Pierre Bourdieu ha sempre tenuto a sottolineare la sua estraneità alle diverse «scuole di pensiero» che hanno dominato la scena culturale, e accademica, in Francia. A chi lo voleva strutturalista, rispondeva attingendo a piene mani in campi teorici sideralmente lontani dallo strutturalismo. A chi lo voleva weberiano, rispondeva con l’elogio di Emile Durkheim. A chi, infine, lo dipingeva come un marxista «mimetico», ostentava il riferimento a volte ossessivo degli «errori» – questo il termine che amava usare – di Marx nell’analisi della società capitalistica.

Lo fa anche nel primo dei due volumi pubblicato da Feltrinelli che raccoglie le lezioni sullo stato tenute al Collège de France tra la fine degli anni Ottanta e il 1992 (a quando la pubblicazione del secondo volume?). In quelle lezioni, l’«inventore» della nozione di «campo» non risparmia critiche a Marx e a Louis Althusser, che allo Stato aveva dedicato non poca attenzione. Inutile ricordare anche le dichiarazioni di indifferenza verso Michel Foucault.

Questa ostentata ostilità verso chi cercava nei grandi nomi del pensiero critico possibili genealogie della sua «prassi teorica» è dovuta sicuramente a un fattore che attiene alla sua riservatezza, alla sua tensione a misurarsi con temi che normalmente sia la filosofia – Bourdieu aveva avuto una formazione filosofia – che la sociologia – «tecnica» di analisi scoperta in età matura – consideravano ai margini delle loro discipline. E nel catapultare al centro della scena aspetti fino ad allora considerati marginali introduceva espressioni che in molti hanno considerato o criptiche o «giochi linguistici». È stato così per la nozione di campo che di «prassi teorica». Il primo termine poteva indicare di tutto un po’, ma negli scritti di Bourdieu emerge invece la capacità di appunto svelare le relazioni di dipendenza del singolo dalla struttura sociale, la «prassi teorica» sottolinea la dimensione sociale della conoscenza.

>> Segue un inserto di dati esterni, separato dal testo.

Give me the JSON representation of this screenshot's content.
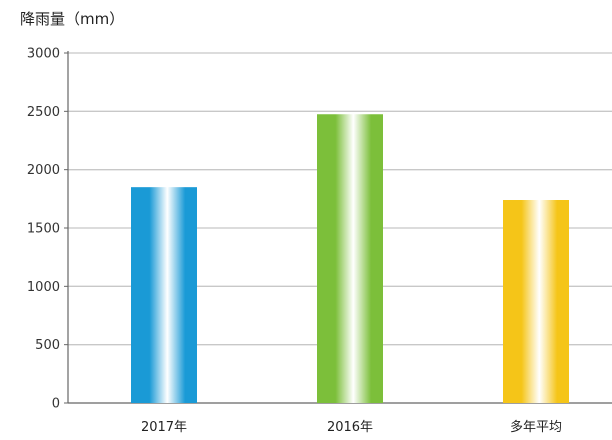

Bourdieu è stato un intellettuale eccentrico, che preferiva soffermarsi su alcuni «dettagli» della vita sociale e attraverso quelli far emergere appunto le strutture sociali e di potere vigenti. Un’eccentricità che costituisce una indicazione di metodo e, al tempo stesso, il portato più rilevante di un’eredità intellettuale da mettere finalmente a verifica.